L'empreinte d'inquiétude inhabituelle dans sa voix stérile me tire de ma léthargie. Je tire vivement le rideau et me rue dans la pièce alourdie par l'obscurité et les fumées d'encens. Même dans cette atmosphère entêtante, je sens déjà les relents d'une odeur bien familière à mes sens de médecin. Une odeur qui annonce la mort.

Os, au chevet de la doyenne, presse la main ridée, à la chair si fine qu'elle n'en cache plus le squelette. Sa poitrine que je voyais agitée de spasmes douloureux les jours précédents se tient désormais sage. Immobile.

Je le pousse sans ménagement pour tâter le pouls de Nona, sans surprise, introuvable. Alors je fais brusquement volte-face sur le garçon.

Plus tard, j'imputerai mon coup de sang au trouble suscité par ces paroles volées ou à la fatigue des lendemains d'ivresse.
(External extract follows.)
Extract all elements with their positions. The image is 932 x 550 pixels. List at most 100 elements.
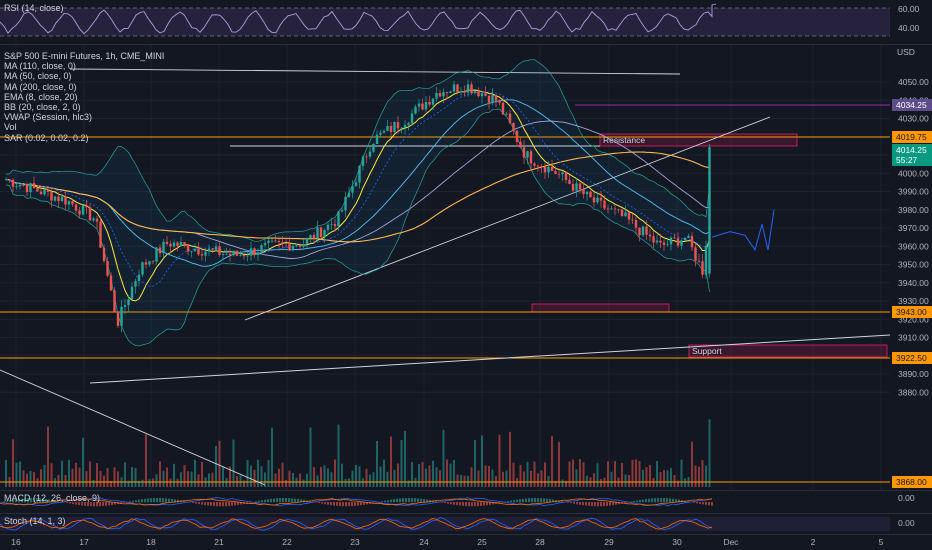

Pour le moment, je la dirige contre la seule personne en mesure de la réceptionner : Os.

— Qu'est-ce que tu lui as fait ? Elle était mourante et épuisée et toi, tu l'abreuves d'âneries !

C'est à la lueur d'étonnement qui transperce ses yeux inexpressifs que je comprends la futilité de mon irascibilité. Même si j'avais tiré ce rideau plus rapidement, Nona en avait fini avec son cycle de vie. Elle me l'a bien assez répété. Je n'aurais rien pu faire.

— Je suis désolé Hector.

Il se rapproche et appose une main sur mon épaule. J'ignore si ses excuses ont valeur de réponse à mon débordement ou de condoléances. Je prends la deuxième option et serre le garçon contre moi alors que nous nous recueillons silencieusement devant le corps de celle qui aura joué un rôle de mère pour nombre d'entre nous.